The painters irked Griselda more than she could say. She scoured the local galleries, searching; fastidious, obsessive, for one glimpse of her house on the cliff. One swirl of paint, a few rough strokes, a careless daub would do. But the painters continued in their collective conspiracy against her. Her house, her hearth, all that she loved, remained excluded from their creative fervour.

She took to joining the painters while they worked. The wind whipping her hair against her face, stinging, like the bite of insects on a humid night; words swallowed by the force of the wind. She pointed her house out to those who would listen. They shook their heads, ignoring her egg-white face, indicating the cliffs and the sea. Disenchanted, she left them, feet leaden as tin cans full of sand.

You can see from the photo I’ve taken that is very hard to see Griselda’s house. There is a safety barrier on the cliff which makes it difficult to photograph round the point. I’m sure a better photographer than I, with the right lenses could do so, but I found it difficult. On the beach side it is even harder to see the house – it is overshadowed by trees.

Lou and I went down to the beach and chatted to some of the painters, asking if they had ever noticed the cliff house. ‘Didn’t know it was there,’ said one. ‘I’m just painting the cliffs,’ said another. ‘I can’t see it,’ said another. ‘What house?’ said several more.

Lou told me a similar sentiment was echoed in the local galleries with many of the gallery owners unaware of a house nestled on the cliff. It seemed incredible to believe that in all the years people had been coming here to paint, not one person had included the house on the cliff in their scene. ‘Well, there is one person,’ Lou said.

Back at Griselda’s house, her roof looked like it was being swallowed by cirrus clouds. I felt like a princess in a tower built at the very edge of the world. We were invited into Griselda’s studio at the back of the house. She throws pots for a living which I think is a very whimsical way of saying someone is a potter. The studio was full. Pots, bowls, vases, sculptures, canvases were packed in from floor to ceiling, all sharing a similar motif – a quaint little seaside house held fast onto a cliff.

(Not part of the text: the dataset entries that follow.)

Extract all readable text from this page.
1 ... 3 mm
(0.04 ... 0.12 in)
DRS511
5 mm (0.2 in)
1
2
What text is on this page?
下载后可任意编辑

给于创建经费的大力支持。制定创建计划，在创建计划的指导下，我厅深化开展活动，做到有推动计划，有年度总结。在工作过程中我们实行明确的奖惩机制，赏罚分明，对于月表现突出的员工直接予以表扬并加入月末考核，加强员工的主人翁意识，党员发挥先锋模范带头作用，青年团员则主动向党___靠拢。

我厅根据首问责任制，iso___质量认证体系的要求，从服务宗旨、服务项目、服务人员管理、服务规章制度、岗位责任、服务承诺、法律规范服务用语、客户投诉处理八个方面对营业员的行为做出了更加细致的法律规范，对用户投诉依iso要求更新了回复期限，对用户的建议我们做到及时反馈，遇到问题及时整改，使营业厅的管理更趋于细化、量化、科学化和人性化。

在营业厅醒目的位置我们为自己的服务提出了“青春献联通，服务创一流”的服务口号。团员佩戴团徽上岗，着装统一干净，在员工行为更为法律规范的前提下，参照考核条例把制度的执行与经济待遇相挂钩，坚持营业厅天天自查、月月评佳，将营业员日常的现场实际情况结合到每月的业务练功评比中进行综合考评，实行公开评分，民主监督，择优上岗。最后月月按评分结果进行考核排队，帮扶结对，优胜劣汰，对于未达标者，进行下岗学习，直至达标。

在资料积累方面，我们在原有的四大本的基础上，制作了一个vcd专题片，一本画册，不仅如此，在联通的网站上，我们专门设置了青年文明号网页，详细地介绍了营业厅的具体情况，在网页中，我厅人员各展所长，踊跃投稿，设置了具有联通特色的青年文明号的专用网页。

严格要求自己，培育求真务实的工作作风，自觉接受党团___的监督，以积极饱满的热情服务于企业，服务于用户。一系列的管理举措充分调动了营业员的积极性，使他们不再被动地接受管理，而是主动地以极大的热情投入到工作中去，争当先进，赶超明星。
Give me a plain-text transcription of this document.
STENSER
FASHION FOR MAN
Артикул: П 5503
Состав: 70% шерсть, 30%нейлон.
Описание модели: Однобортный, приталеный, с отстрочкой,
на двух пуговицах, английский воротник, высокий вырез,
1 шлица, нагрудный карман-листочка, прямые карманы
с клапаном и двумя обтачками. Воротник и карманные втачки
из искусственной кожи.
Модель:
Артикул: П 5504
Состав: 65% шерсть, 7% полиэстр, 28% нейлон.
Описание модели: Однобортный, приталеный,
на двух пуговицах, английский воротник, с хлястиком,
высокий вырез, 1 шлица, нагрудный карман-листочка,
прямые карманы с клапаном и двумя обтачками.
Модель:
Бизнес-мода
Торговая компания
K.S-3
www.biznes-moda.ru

‘I know, I know’, Griselda said. ‘It would appear I have developed a bit of an obsession, but I love my house, it’s as beautiful as the cliff it belongs to. Someone needs to paint it. It looks like that someone is me.’

Griselda handed me a plate, hand-painted with the colours of the earth. The house stands in the foreground, the cliffs muted as if out of focus, the sky above a frail blue. ‘I want you to have this,’ she said. ‘I want you to see what others cannot.’

Lou and I sat in the garden. The rusty gray reflection of the raging water below dappled the sun-cracked ground. We sighed, drinking in the celestial beauty. The house was here, it was real, as sure and knowing as the heron circling a school of fish in the distance, as the burn of the brine on our tongues. We knew that whenever we saw the cliffs from now on that we would see it, with fresh eyes, what so many others missed; we would see as if some kind of spell had been broken – the house on the cliff.